Lucy likes to stare at the wall. Her mother thinks she is suffering from petit mal but Granny McCurdle says, “ Och, she's away wi' the fairies again.” Nobody takes this literally until Lucy disappears. Her sister knows where she's gone, but who would believe her? Can she really be away with the fairies?
About the Author
I was born in York and brought up in the West Yorkshire mill town of Heckmondwike, the eldest grandchild of a huge extended family. My grandmother was a matriarch whom we all adored and she ran the world from her one-up and one-down house in the centre of the town. All the rest of my cousins stayed in Heckmondwike, but we moved about a lot because my father kept changing his job on account of he could never agree with his bosses. I had lived in nine different houses and attended four different schools before I grew up. My brother was seriously ill as a young child and needed practically all my mother's attention, so I was left pretty much to my own devices. Luckily, my mother had taught me to read at a very early age, so I had no difficulty entertaining myself. I was a solitary child, but I don't ever remember being lonely. Armed with my library card, I read voraciously and without discrimination, with nobody censuring my reading material.

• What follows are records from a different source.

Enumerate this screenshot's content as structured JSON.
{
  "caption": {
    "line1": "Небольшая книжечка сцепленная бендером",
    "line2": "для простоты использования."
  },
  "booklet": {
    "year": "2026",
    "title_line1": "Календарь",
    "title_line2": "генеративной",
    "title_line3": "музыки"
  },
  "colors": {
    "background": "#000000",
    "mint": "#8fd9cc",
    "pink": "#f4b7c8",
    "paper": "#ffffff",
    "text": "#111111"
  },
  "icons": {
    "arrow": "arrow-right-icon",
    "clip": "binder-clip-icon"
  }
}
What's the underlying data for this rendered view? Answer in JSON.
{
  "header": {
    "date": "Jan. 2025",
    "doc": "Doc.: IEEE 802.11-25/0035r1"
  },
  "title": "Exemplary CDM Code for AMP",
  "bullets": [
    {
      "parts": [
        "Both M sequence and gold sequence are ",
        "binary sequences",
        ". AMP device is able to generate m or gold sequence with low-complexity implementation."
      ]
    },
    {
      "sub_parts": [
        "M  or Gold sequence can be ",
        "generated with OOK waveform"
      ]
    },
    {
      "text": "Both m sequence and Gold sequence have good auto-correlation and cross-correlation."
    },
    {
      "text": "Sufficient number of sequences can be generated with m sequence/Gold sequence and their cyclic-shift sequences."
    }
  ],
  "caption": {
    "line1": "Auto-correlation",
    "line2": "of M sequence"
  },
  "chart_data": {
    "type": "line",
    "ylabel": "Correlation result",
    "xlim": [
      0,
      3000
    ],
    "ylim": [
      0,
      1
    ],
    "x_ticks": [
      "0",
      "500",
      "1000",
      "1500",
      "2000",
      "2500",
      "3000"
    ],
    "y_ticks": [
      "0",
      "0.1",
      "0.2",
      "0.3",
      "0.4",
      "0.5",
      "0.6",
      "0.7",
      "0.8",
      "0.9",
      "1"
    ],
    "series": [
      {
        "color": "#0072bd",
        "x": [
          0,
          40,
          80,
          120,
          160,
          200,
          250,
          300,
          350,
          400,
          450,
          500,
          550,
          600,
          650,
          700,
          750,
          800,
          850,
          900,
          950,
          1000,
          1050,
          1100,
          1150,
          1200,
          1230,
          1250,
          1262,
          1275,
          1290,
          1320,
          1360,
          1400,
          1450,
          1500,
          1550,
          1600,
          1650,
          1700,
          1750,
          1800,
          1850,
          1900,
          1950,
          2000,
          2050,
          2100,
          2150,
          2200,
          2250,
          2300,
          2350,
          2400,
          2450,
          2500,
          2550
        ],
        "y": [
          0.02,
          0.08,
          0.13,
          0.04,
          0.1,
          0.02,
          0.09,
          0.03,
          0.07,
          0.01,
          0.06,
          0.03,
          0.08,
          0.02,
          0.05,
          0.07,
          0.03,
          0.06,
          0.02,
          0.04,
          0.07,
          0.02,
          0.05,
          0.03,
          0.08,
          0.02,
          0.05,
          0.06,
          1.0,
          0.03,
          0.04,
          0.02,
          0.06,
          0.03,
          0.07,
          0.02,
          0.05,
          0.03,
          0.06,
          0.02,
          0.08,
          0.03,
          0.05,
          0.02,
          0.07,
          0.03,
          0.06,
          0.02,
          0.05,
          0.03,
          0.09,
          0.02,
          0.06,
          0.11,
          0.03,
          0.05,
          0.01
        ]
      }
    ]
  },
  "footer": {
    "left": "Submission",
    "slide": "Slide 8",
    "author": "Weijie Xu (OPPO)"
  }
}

Consequently, I am a fund of useless information, but also have some surprising gaps in my knowledge. I left school at fifteen and went to work in an asbestos factory. After working in various jobs, including bacon-packer and escapologist's assistant (I was the lovely Tanya), I returned to full-time education and did a BA in history at Manchester and post-graduate studies at Oxford. I stayed in Oxford working as a recruitment consultant for many years and it was there that I met and married my lovely husband, Vic. In 2001 we retired and moved to Southern Spain where we live with our rather eccentric dog and cat. I write and Vic goes for long walks.